[HN Gopher] The AI Research SuperCluster
       ___________________________________________________________________
        
       The AI Research SuperCluster
        
       Author : minimaxir
       Score  : 56 points
       Date   : 2022-01-24 18:34 UTC (4 hours ago)
        
 (HTM) web link (ai.facebook.com)
 (TXT) w3m dump (ai.facebook.com)
        
       | zwieback wrote:
       | What's the track record on "super computers"? It seems risky to
       | pour so much money into a platform that will be superseded in a
       | few years time.
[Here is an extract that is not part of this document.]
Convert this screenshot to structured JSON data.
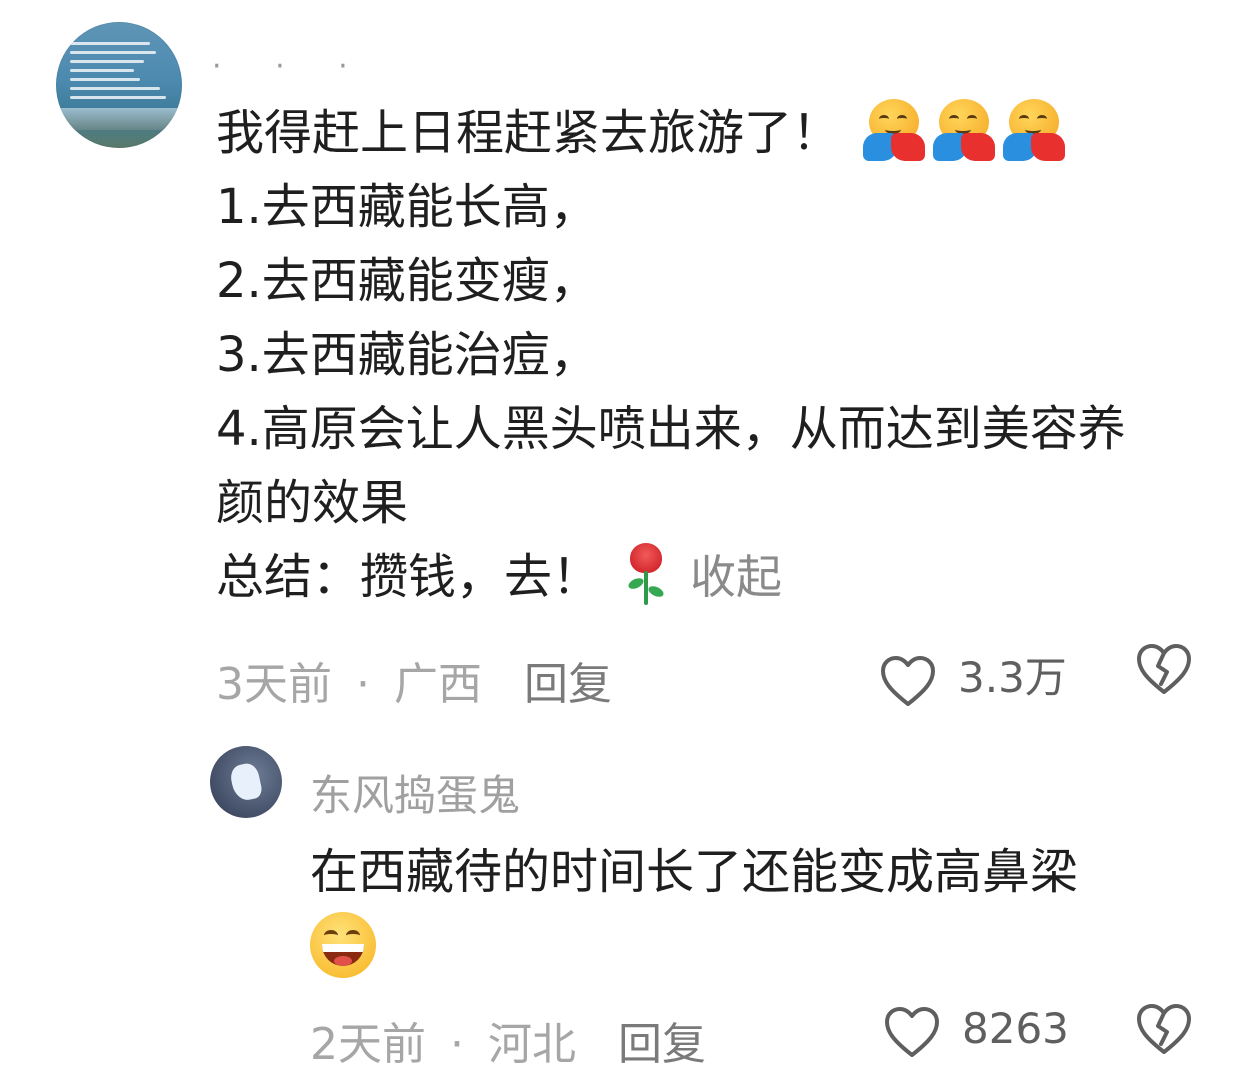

Then again, it's not clear that there are really
       | good alternatives.
        
         | halfeatenpie wrote:
         | Well it's partially the cost/benefit analysis of:
         | 
         | 1. How much benefit will we get? 2. Will this benefit be higher
         | than the cost of purchasing this right now? 3. What other
         | alternatives will satisfy our needs?
         | 
         | For most of these solutions, the answers are:
         | 
         | 1. A lot. We need computing power to perform these analysis
         | faster and to be competitive. 2. Yes, as continuing to innovate
         | in this space will keep us competitive and give our scientists
         | the resources to remain productive. 3. AWS/GCP/Azure are
         | alternatives sure, but then (the rate at which Meta probably
         | uses these resources) it probably cost them less to build this
         | out than to pay AWS/GCP/Azure for access to these hardware.
        
         | tedivm wrote:
         | Major GPU architecture changes only happen every few years.
         | 
         | * k80 - 2014, and this really was not that great of a chip.
         | 
         | * v100 in 2017, and I'd consider this the first "built from the
         | ground up" ML chip.
         | 
         | * A100 in late 2020, with the first major cloud general
         | availability being in 2021.
         | 
         | Even when new chips come out the old ones are still usable- you
         | can rent k80s for fairly cheap on all cloud providers, and have
         | kept a surprising amount of their resale value. The v100s are
         | also very much still in demand.
         | 
         | The A100 is also an amazing system- the new nvswitch
         | archetecture means the A100s work together far far better than
         | their V100 counterparts. I was part of an upgrade project
         | setting up an A100 cluster with infiniband and it really is
         | amazing how well these chips work together. That communication
         | barrier was a pretty obvious next step though (the k80s had
         | crap intergpu communication, the v100s introduced the nvlink,
         | and the nvswitch was the obvious way to go). There isn't an
         | obvious next step, and I imagine the A100s to be the standard
         | for at least the next four years (with lots of continued use
         | after that).
        
           | boulos wrote:
           | You skipped the T4 which was in between Volta and Ampere, as
           | well as the P100 between K80 and V100. So I'd say "meaningful
           | chip changes" is closer to every 18 months.
           | 
           | The T4 though isn't a "big part", but for people who fit
           | within its envelope, it's a huge win (since it's cost is so
           | much lower). A lot of deep learning folks had built out
           | Turing-based workstations in that time period, and I think
           | they're still reasonable value for money.
        
       | codeulike wrote:
       | The Terminator franchise is based around the folly of letting an
       | AI control a nuclear arsenal. But here we are building the
       | biggest AI ever and letting it analyse our social interactions.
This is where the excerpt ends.